React.cache() only works within one request. For data shared across sequential requests (user clicks button A then button B), use an LRU cache. Use when sequent
Cross-Request LRU Caching enables efficient data reuse across sequential user requests by storing recent query results in a limited-size, time-bound cache. Unlike React.cache(), which only caches within a single request, this skill leverages an LRU (Least Recently Used) cache to serve repeated data fetches without redundant database queries. It is particularly useful when multiple user interactions require the same data within a short timeframe, reducing latency and backend load.
This approach optimizes performance in environments like Vercel’s Fluid Compute, where multiple requests can hit the same function instance and share the cache. In contrast, traditional serverless setups that isolate each invocation may require external caches such as Redis to achieve cross-request persistence.
This skill is designed for performance marketers and growth leads managing web applications with dynamic user flows that trigger multiple dependent API calls. SEO and PPC operators working on landing pages with personalized content can also benefit by speeding up data delivery across user sessions. Additionally, agency strategists orchestrating complex multi-step funnels will find this useful to maintain consistent, fast user experiences without overloading backend systems.
It suits scenarios where users perform sequential actions—like clicking through different product options or account sections—that rely on overlapping data often queried multiple times within minutes.
Practitioners start by identifying data endpoints frequently requested in quick succession by the same user or session. Next, they implement an LRU cache with sensible size and time-to-live limits—for example, retaining up to 1000 entries with a 5-minute expiration—to balance memory use and freshness. The workflow continues by modifying data-fetching functions to first check the cache for existing entries before querying the database, returning cached results immediately if found.
Finally, performance is monitored to ensure cache hit rates effectively reduce backend calls without serving stale data, adjusting TTL or cache size as needed based on user behavior and system resource constraints.

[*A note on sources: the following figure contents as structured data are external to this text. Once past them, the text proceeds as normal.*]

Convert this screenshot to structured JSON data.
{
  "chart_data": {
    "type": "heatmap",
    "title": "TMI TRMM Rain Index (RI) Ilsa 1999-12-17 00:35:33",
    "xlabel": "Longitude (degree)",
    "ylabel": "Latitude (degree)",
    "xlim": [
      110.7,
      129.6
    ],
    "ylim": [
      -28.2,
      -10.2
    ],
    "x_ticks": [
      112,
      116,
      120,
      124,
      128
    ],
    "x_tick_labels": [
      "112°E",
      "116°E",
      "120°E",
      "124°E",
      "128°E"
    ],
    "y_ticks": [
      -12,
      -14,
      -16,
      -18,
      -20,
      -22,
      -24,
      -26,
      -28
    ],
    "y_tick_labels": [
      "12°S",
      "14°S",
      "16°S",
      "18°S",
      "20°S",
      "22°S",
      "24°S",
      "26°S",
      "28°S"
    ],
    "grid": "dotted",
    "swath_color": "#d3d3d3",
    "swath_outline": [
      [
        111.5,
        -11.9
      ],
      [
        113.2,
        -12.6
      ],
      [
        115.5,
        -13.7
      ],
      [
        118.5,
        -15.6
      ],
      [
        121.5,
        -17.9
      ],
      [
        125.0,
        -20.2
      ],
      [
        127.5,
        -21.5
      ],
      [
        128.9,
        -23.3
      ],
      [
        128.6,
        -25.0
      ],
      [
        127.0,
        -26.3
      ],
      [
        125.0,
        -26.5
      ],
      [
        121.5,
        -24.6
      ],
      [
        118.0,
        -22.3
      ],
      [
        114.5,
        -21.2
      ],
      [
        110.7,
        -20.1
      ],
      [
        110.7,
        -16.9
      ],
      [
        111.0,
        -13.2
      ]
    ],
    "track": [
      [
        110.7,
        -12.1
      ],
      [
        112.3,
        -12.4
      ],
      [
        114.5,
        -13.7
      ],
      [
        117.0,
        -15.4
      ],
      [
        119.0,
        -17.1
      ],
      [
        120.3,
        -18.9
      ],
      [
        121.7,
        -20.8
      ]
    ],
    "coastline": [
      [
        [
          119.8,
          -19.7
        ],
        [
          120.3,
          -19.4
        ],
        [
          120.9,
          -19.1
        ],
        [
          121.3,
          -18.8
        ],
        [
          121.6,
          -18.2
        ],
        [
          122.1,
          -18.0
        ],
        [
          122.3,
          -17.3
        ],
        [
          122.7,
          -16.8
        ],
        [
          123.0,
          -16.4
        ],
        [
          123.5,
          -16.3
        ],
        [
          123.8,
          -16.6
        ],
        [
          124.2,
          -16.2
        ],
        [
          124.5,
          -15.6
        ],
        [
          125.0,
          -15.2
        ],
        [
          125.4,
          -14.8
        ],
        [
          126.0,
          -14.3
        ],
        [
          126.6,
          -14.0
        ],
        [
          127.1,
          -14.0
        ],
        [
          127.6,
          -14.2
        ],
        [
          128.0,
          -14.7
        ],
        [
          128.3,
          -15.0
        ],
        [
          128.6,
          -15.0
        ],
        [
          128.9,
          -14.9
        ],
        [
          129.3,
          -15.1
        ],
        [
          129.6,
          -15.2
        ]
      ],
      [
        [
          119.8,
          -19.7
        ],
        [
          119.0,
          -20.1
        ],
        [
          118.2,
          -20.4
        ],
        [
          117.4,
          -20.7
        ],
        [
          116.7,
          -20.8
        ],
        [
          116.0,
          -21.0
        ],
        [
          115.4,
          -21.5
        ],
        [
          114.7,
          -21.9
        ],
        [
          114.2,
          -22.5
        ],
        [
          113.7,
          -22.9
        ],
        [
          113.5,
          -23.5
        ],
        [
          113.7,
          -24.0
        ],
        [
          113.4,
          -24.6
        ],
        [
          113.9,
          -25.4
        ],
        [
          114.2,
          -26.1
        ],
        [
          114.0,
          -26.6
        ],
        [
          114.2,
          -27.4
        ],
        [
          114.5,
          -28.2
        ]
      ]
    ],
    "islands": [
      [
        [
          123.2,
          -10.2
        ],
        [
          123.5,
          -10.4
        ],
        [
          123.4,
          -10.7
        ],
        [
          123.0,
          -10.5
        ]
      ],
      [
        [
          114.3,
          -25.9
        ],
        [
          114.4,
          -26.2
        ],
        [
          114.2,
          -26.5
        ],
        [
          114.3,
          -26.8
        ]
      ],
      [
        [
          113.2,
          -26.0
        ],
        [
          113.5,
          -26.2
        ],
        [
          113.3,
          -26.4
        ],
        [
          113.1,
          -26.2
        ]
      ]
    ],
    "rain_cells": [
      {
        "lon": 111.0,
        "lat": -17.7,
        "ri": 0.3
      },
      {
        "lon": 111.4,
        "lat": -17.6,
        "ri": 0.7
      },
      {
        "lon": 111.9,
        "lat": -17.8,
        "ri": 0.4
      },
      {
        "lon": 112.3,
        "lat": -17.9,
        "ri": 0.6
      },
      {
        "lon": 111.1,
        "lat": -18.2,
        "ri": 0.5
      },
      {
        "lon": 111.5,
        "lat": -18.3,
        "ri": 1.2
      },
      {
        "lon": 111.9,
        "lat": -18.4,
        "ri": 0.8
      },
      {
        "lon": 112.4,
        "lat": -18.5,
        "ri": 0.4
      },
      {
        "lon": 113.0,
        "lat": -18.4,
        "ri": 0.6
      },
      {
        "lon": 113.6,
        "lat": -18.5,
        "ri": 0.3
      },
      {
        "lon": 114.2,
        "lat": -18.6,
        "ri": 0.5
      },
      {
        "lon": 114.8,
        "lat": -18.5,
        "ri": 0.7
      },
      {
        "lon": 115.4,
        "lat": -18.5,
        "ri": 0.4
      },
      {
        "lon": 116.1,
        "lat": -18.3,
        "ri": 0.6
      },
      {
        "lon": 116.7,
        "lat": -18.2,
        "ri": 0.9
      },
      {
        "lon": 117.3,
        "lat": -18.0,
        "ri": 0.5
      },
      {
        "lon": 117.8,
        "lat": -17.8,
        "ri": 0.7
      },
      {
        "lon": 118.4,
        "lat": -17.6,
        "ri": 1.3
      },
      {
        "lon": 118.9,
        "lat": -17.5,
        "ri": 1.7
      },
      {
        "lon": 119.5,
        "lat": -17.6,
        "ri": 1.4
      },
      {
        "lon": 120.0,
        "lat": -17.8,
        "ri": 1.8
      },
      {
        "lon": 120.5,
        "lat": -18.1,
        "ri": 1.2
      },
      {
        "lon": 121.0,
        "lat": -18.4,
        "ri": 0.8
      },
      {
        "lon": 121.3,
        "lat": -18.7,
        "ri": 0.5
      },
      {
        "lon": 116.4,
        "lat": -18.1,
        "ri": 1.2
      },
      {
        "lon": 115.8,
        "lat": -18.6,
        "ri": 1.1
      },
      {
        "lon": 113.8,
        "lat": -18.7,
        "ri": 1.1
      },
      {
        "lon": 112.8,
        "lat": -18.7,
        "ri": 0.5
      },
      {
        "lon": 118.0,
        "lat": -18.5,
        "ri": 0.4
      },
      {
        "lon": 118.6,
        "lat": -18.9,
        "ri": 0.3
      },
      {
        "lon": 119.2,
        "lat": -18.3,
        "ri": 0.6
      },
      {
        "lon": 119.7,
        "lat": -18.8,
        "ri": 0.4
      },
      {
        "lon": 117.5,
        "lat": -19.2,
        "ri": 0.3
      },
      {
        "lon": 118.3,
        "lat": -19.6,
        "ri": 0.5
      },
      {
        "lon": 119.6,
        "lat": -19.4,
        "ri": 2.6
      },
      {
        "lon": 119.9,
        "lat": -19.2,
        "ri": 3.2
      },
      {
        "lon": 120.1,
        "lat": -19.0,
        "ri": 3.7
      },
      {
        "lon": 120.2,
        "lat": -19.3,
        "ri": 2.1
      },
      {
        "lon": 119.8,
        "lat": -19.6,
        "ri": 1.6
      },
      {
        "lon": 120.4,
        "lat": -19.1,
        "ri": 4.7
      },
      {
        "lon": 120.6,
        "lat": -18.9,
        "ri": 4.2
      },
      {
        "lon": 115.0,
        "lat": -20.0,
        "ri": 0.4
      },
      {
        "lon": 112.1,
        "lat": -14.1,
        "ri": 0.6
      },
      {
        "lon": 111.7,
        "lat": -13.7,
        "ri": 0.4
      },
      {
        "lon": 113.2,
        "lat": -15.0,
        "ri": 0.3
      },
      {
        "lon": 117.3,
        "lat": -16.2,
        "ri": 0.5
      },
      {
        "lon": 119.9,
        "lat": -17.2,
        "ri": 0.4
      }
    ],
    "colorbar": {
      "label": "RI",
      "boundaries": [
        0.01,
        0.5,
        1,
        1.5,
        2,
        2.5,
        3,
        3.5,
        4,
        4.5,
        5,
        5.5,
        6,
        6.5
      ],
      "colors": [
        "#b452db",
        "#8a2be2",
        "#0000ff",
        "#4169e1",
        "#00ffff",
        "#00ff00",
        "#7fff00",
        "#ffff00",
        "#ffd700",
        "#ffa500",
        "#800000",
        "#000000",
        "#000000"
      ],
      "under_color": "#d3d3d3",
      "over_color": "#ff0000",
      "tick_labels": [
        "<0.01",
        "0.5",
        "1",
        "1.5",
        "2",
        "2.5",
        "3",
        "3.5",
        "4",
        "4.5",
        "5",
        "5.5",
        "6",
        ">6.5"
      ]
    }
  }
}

How is this different from React.cache()? React.cache() only persists data within a single request, while LRU caching spans multiple requests in the same function instance. Can this be used in serverless environments? Yes, but it’s most effective where function instances are reused; otherwise, external caches like Redis are recommended. What cache parameters should I tune? Cache size and TTL depend on traffic patterns and data volatility; start with a few thousand entries and a 5-minute TTL, then optimize based on hit rate and memory usage.
Attach the Cross-Request LRU Caching skill to any Metaflow agent task that handles sequential user requests requiring shared data. The skill sets up an in-memory LRU cache within the function instance, automatically caching database calls during the task’s execution window. Expect faster response times on repeated queries and reduced backend load when users navigate through related endpoints. For detailed configuration and best practices, refer to the documentation on implementing caching within Metaflow tasks.
For broader context, see our roundup of claude skills for marketing, and read Claude Code workflows for marketing agencies for related setup guidance.